Cory has announced that its fleet of tugs will run on biofuel.
The move follows successful trials that have resulted in a reduction of net carbon dioxide emissions by 90% – a major step in decarbonising the company’s river operations and transport on the Thames as the UK targets net zero greenhouse gas emissions by 2050.
The biofuel, hydrotreated vegetable oil (HVO) will bring additional air quality benefits – reducing nitrous oxide (NOx) and particulate matter emissions by 19% and 21% respectively. HVO is produced from waste materials such as used cooking oil and waste fats, which do not release any new carbon dioxide into the atmosphere.

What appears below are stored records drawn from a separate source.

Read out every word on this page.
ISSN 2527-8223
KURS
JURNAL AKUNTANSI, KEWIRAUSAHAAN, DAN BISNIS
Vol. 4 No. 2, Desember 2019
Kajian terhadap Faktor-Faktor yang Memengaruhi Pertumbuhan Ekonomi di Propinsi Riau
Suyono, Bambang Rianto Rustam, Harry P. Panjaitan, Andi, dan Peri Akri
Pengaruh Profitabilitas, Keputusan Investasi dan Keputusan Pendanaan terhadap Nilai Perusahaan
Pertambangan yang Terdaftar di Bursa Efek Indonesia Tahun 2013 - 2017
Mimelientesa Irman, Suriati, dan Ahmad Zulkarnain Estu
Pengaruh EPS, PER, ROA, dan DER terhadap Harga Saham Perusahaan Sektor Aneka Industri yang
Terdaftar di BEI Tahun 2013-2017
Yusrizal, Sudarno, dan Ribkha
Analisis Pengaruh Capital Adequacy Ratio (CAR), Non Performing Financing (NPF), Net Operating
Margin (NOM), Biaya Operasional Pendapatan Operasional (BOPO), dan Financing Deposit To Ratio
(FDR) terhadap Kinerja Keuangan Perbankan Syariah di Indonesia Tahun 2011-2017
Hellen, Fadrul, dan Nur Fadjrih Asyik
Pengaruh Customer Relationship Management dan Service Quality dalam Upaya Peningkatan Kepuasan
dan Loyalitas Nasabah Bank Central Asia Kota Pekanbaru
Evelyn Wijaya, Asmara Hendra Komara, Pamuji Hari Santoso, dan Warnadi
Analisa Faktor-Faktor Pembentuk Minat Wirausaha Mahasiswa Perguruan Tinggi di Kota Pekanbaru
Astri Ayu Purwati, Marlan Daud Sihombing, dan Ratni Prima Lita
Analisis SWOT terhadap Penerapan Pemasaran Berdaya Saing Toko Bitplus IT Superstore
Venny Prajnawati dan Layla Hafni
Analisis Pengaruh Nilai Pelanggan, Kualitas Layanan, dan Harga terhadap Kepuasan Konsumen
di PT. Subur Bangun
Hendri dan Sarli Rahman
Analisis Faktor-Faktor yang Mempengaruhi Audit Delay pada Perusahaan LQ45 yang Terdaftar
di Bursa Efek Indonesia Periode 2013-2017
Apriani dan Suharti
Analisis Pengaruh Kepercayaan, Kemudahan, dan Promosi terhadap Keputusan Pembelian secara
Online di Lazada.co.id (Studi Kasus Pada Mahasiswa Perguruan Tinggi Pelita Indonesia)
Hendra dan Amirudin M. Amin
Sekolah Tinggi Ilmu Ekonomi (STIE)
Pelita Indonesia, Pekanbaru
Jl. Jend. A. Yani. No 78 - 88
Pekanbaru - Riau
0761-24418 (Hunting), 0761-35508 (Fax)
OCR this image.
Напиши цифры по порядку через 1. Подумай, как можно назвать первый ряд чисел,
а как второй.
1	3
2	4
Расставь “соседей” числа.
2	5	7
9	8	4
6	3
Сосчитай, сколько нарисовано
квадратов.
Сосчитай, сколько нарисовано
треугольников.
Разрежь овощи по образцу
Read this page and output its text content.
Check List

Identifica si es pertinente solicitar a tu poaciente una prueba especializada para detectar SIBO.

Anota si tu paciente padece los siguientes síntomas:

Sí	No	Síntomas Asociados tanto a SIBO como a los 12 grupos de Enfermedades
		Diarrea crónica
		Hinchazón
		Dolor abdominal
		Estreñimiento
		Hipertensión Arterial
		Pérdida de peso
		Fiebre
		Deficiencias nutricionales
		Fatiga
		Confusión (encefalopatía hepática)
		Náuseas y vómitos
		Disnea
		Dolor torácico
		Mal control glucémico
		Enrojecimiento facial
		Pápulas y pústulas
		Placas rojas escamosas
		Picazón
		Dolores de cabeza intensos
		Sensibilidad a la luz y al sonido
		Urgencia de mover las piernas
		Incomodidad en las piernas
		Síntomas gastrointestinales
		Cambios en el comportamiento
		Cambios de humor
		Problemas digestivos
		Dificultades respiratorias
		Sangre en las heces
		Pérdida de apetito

Cory has been operating on the River Thames since the company’s incorporation 125 years ago in 1896.
The current fleet of tugs are responsible for transporting more than 1 million tonnes of recyclable and non-recyclable waste per year. Dougie Sutherland, CEO of Cory said: “The switch to using HVO to fuel our tugs is another important moment in our 125-year history. As a business, we are proud of our stewardship of the Thames and the river’s role in reducing the environmental impact of our operations.
“For people who live and work in London, our fleet of tugs and barges are a familiar sight and have gained something of an iconic status as a result.
“As well as being recognisable, we want them to also be contributing to reducing emissions on the Thames. While we know this is a great step forward, we also recognise that using HVO is a temporary measure on the road to net zero, and that is why we are also exploring opportunities for zero carbon marine vessels."